Regardez-vous bon sang!!! Les enfants que nous aurons ne seront jamais le fruit d’un oubli de pilule ou d’une coucherie malheureuse dans les toilettes d’un bar. La venue de l’enfant que nous aurons désiré aura été mûrement réfléchie, pendant des années parfois. Et parce que la France est encore loin d’accepter l’idée d’autoriser la PMA aux couples lesbiens, nous irons encore et toujours en Espagne, Belgique, Danemark, Angleterre…, où nous paieront des sommes astronomiques pour avoir la chance, nous aussi, d’élever un enfants, que nous aimerons et élèverons parfois mieux que vous.
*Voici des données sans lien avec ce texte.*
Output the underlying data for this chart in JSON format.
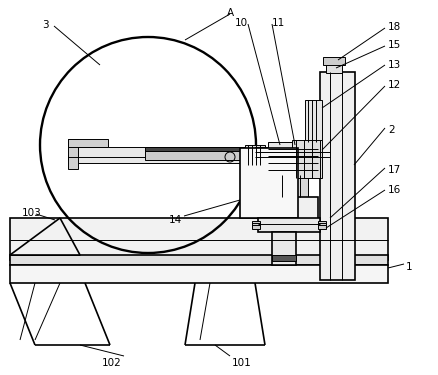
{
  "background_color": "#ffffff",
  "line_color": "#000000",
  "lw": 1.2,
  "tlw": 0.7,
  "fig_width": 4.38,
  "fig_height": 3.75,
  "dpi": 100
}
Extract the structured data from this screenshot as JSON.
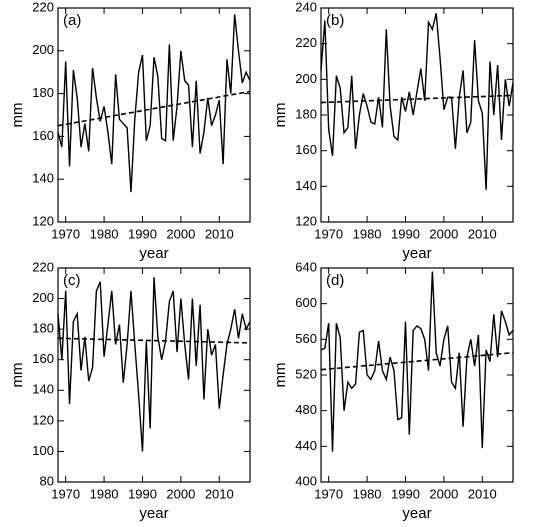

Cessez de juger que nous sommes inférieurs à vous, cessez de faire de la psychologie de comptoir, cessez de vous faire tout à coup philosophes et sages sur cette seule question.
Que nous soyons parents ne vous enlèvera rien, que nous soyons mariés ne vous feront pas moins divorcer. Et cessez de nous faire croire que le mariage est une institution sacrée, regardez ce que vous en avez fait. Vous n’avez pas eu besoin de nous, vous vous débrouillez très bien tout seuls pour tout salir.
Ceux qui écrivent » Ceux qui prétendent condamner le mariage pour tous sans condamner l’homosexualité sont incohérents. » font un amalgame entre union et parentalité, comme si être en couple et avoir des enfants étaient deux choses indissociables. Il me semble que depuis les années 70 et les avancées féministes on avait un peu progressé… Refaire le lien entre couple et parentalité est un retour à l’âge de pierre.
Encore une fois Cécile Duflot parle avec beaucoup d’intelligence .
Elle est souvent critiquée ,mais honnêtement je ne comprends absolument pas cet acharnement.
Courage , Mme Duflot, continuez le combat!!!
Merci Cécile !
Merci à Cecile Duflot pour son courage d’avoir participé à la manifestation en faveur du mariage gay du 16 décembre.Quelquefois braver les consignes démontre un vrai courage.Bravo et merci, le gouvernement a besoin de personnes telles que vous.
je vous embrasse car je vous aime.
Braver une interdiction peut valoir la reconnaissance de l’humanité humaine.Vous faites honneur à la classe politique.
Merci et permettez-moi de vous embrasser.